AI Engineering

If an AI output is hard to evaluate, the problem may not be the eval. It may be the product boundary.

Good AI products make verification cheaper — decompose work into reviewable units, attach evidence, make the boundary between decided and inferred visible. Output that cannot be verified cheaply gets trusted blindly or ignored, and both are failures.

If an AI output is hard to evaluate, the problem may not be the eval.

It may be the product boundary.

I have seen teams blame evaluation when the real issue was that the system produced one large, polished artifact nobody could inspect safely.

That pattern will not scale with AI. If a tool generates a strategy, a code change, a customer reply, an analysis, or a recommendation, the user needs to know what part can be trusted, what evidence supports it, and where judgment is still required. "It's hard to eval" is a useful product smell, because it forces a sharper question: did we design the work in a way that can be checked?
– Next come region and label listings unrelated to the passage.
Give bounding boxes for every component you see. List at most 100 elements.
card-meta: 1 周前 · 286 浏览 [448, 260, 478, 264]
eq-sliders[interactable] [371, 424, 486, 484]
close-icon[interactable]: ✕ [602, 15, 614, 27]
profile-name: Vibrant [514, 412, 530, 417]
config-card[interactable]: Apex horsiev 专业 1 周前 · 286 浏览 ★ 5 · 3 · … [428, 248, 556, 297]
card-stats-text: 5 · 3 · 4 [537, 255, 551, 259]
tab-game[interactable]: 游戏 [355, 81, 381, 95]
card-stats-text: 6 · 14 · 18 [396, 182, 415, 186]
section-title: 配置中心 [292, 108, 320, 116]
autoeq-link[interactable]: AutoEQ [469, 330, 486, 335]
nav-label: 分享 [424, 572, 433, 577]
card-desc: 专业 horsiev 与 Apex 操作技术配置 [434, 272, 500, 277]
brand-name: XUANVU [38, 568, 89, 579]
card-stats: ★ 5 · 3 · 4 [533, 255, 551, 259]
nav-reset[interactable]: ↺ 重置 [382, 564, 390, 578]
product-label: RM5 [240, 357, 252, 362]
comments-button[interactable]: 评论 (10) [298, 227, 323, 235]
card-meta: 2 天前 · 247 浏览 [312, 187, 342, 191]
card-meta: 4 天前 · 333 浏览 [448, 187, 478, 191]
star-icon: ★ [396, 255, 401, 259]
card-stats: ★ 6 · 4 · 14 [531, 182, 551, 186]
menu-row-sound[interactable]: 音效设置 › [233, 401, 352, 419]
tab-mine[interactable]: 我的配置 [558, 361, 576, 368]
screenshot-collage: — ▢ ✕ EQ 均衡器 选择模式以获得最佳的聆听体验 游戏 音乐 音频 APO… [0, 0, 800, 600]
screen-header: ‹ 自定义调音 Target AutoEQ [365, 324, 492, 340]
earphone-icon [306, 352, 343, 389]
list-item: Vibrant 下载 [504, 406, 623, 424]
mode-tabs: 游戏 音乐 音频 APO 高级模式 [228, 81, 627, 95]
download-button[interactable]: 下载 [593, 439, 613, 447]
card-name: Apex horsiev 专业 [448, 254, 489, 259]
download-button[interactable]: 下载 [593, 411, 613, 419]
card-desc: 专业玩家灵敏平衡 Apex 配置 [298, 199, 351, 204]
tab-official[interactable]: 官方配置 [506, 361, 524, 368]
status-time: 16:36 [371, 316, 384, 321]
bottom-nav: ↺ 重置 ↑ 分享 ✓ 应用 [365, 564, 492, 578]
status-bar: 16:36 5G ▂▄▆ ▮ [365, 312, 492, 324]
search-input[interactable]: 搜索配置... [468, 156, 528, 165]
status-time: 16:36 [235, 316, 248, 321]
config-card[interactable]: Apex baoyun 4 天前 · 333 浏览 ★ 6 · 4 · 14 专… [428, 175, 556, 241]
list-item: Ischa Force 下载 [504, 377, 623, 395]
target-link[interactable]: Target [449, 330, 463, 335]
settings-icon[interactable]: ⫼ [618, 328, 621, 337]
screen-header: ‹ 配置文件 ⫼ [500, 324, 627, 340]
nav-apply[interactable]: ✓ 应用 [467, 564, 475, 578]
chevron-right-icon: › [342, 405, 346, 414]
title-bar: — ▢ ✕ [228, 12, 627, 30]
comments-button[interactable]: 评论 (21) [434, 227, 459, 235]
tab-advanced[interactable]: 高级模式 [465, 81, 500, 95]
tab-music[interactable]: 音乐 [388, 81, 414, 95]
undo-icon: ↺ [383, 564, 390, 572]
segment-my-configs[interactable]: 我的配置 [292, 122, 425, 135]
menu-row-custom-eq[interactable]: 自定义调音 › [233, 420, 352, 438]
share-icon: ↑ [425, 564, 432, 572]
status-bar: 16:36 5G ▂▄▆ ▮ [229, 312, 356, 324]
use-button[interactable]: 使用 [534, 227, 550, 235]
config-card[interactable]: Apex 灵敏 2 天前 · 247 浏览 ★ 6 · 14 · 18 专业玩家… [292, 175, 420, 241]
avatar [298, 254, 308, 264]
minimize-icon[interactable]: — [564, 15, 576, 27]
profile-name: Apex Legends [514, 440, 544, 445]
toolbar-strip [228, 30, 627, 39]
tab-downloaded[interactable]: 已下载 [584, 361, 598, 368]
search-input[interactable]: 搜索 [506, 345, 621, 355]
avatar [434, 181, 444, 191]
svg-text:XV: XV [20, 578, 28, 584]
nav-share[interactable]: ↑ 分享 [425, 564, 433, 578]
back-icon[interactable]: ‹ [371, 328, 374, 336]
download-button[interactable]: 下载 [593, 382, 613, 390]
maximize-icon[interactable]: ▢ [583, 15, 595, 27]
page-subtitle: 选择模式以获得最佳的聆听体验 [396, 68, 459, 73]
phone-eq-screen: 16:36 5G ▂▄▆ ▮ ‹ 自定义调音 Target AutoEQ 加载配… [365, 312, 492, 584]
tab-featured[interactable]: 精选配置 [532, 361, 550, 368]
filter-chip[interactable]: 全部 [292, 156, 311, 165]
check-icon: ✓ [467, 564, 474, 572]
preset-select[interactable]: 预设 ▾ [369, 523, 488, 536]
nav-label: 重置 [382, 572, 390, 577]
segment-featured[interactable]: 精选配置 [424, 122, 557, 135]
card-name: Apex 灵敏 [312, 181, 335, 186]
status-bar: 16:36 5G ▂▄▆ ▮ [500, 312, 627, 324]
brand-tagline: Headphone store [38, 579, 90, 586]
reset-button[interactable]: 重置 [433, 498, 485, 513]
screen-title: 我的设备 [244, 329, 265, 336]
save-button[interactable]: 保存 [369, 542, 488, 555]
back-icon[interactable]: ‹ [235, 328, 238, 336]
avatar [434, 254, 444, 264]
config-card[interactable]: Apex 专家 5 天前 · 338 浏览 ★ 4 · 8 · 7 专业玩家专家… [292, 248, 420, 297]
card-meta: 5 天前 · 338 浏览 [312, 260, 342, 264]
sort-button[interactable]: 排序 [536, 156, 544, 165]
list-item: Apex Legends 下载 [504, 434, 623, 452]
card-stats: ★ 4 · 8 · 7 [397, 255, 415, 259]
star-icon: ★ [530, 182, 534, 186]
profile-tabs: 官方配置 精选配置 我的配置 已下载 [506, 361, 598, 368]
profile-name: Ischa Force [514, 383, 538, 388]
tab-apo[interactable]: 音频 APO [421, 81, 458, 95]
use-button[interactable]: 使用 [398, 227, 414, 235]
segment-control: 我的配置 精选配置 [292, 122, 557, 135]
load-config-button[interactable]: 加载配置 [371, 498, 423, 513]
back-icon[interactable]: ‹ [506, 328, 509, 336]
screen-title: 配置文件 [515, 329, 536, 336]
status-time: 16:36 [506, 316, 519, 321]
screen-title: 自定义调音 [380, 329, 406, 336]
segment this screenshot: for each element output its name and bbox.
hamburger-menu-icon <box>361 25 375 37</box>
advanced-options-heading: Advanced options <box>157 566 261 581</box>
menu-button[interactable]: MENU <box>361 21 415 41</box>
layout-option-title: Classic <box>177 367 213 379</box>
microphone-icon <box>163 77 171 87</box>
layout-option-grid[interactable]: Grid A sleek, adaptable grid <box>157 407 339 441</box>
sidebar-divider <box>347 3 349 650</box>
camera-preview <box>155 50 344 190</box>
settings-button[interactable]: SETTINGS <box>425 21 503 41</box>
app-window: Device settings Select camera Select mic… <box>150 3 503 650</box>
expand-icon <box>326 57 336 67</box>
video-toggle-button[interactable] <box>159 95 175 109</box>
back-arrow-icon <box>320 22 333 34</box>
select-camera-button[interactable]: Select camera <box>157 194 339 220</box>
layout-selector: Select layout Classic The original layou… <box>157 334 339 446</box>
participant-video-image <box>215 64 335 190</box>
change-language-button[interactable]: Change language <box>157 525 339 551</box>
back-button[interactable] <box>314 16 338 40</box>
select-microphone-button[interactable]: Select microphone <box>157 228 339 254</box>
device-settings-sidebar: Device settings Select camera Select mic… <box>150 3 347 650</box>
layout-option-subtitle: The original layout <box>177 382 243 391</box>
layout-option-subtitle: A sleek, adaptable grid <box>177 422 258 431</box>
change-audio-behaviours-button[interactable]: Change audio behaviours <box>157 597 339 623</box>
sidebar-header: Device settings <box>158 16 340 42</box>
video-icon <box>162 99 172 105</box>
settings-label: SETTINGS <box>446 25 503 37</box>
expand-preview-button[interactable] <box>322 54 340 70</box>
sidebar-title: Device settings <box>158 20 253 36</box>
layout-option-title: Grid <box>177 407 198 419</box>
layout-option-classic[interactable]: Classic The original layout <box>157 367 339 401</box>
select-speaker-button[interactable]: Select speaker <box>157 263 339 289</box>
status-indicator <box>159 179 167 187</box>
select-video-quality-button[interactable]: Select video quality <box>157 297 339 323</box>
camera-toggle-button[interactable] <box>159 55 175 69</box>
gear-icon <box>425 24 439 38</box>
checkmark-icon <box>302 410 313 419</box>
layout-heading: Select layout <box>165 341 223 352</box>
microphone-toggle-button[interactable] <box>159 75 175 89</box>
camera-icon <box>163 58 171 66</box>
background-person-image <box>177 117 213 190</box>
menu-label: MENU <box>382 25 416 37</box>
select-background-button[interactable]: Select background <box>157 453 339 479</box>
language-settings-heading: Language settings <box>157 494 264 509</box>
A good AI product does not only produce output — it lowers the cost of trusting or rejecting that output. Decompose the work into pieces a human can accept or reject one at a time. Attach the source. Make the boundary between what the system decided and what it inferred visible. The output that cannot be verified cheaply will either be trusted blindly or ignored — and both are failures.

The easier it is to verify, the safer it is to delegate.

AI product quality is not only answer quality. It is verification quality.